Волин помял подбородок и огляделся. В стороне от остальной группы скучающе жались двое патрульных. Здоровенные лбы, каждый из которых, наверное, мог свалить быка одним ударом, стояли, словно нашкодившие мальчишки. Рядом с суровым видом возвышался капитан с Петровки, поглядывал многообещающе на своих подопечных. Росточком небольшой, но неимоверно широкий в плечах, он был похож на бульдога. Место происшествия давно оцепил отделенческий наряд. Над телом колдовали эксперты. Молодцеватого вида участковый снимал показания с единственного свидетеля – седоголового, практически беззубого старичка затрапезного вида: грязные брюки, грязные резиновые сапоги, плащ с надорванным воротником. Старик опирался на железную палку, между ног у него стояла сумка, битком набитая пустыми бутылками. Волин подошел ближе. Старик заметил «большого начальника» и специально заговорил погромче, чтобы тот слышал:
– …Вот и подумал, может, они пивка решили выпить? Культурно, стал быть, отдохнуть на природе. Вроде пикника. Только мы людям мешать никогда не станем. Мы ж не то что шаромыги какие. Понятие, стал быть, имеем. Над душой-то стоять да в рот человеку заглядывать, это ж разве дело? Не-ет, у нас все культурно, взаимно, как говорится, вежливо, по-людски. Так и решили, стал быть, пока пройтиться, посмотреть, может, кто где еще отдыхает. – Старик почему-то старательно говорил о себе в третьем лице и во множественном числе, чем, конечно, слегка раздражал. – Вернулись-то полчасика спустя, ан тут вон какое дело, – он повернулся и указал на торчащие из голых кустов женские ноги. Участковый посмотрел на Волина, ожидая вопроса, но тот только кивнул: «Продолжайте». Лейтенант сразу приосанился, посерьезнел, напустил значительности, спросил веско:
– То есть вы видели убийцу. Я правильно понимаю?
– Не-е-ет, этого нехристя мы не видели. – Старик прищурился и покачал темным узловатым пальцем перед самым носом лейтенанта. – Кавалера ейного видели, точно. А кто уж убивец, так это, стал быть, вам виднее. Коли вы милиция. Власть, стал быть.
– Как выглядел этот кавалер?
– Как выглядел? – Старик задумался, задрал вверх щетинистый подбородок, посмотрел голубыми подслеповатыми глазами в небо. – Так ведь он спиной стоял, мы, стал быть, лица-то не рассмотрели.

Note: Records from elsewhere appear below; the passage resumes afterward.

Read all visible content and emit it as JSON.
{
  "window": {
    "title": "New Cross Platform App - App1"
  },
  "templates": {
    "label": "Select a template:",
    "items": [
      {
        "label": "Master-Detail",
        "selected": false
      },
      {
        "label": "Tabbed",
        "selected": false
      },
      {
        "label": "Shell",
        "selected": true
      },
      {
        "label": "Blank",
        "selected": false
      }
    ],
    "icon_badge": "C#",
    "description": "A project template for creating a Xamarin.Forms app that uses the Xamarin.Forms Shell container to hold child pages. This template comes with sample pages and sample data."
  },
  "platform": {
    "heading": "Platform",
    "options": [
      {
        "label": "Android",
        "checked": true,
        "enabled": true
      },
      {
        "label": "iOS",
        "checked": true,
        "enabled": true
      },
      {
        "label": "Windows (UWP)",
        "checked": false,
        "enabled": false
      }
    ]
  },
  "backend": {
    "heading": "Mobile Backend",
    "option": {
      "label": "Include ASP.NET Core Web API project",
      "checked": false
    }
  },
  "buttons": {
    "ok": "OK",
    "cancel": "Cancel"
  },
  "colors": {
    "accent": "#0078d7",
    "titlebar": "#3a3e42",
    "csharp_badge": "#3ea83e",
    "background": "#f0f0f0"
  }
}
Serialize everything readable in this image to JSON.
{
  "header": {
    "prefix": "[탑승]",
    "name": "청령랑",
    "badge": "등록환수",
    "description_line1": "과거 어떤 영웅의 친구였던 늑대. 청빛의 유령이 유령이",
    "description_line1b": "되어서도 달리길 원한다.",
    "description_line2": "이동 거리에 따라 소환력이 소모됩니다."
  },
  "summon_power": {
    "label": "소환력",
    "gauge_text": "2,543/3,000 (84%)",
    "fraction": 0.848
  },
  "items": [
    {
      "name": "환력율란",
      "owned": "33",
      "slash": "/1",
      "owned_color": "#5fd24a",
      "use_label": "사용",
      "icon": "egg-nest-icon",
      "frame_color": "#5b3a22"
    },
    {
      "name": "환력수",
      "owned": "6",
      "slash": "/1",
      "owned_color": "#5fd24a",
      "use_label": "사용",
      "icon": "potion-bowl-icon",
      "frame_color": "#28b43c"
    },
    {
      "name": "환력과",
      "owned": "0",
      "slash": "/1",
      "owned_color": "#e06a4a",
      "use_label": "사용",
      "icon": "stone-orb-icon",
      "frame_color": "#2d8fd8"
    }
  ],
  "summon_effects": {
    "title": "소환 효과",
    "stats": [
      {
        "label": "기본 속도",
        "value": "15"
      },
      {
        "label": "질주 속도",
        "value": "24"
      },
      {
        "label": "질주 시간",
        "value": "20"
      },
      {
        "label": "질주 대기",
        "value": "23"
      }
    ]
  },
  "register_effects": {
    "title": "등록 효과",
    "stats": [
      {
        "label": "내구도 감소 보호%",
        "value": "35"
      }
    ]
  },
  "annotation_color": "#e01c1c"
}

– Фигуру рассмотрели? Как одет, рассмотрели? Рост рассмотрели? – сатанел потихоньку участковый.
– А как же? Это мы в лучшем виде, – выкатывал дымчатые глаза «державный» старик. – Значит… Росточком он примерно с вас будет, – вежливый кивок в сторону Волина. – В руке, стал быть, сумка такая. Курточка темная, брюки… эти… Дажинц.
– Джинсы, – поправил лейтенант, быстро записывая.
– Может, и так, – согласился со степенной важностью свидетель, вдруг разом осознав собственную бесценность. – На ногах белые такие кеды.
– Кеды? – удивленно переспросил участковый. – Может, кроссовки?
– Верно говоришь, батюшка. Разве ж тут все упомнишь, када такое вот, – снова полуоборот к трупу, – повидать доведется-то. Кому хошь память отшибет.
– Телосложение не заметили?
– Сложение-то? Нормальное. Вон как у вас, – снова взгляд на Волина. – Не хроменький. Чего не было, того не было.
– Волосы какие? Светлые? Темные? Короткие? Длинные?
– Волосы-то?
– Волосы, волосы, – вздохнул лейтенант.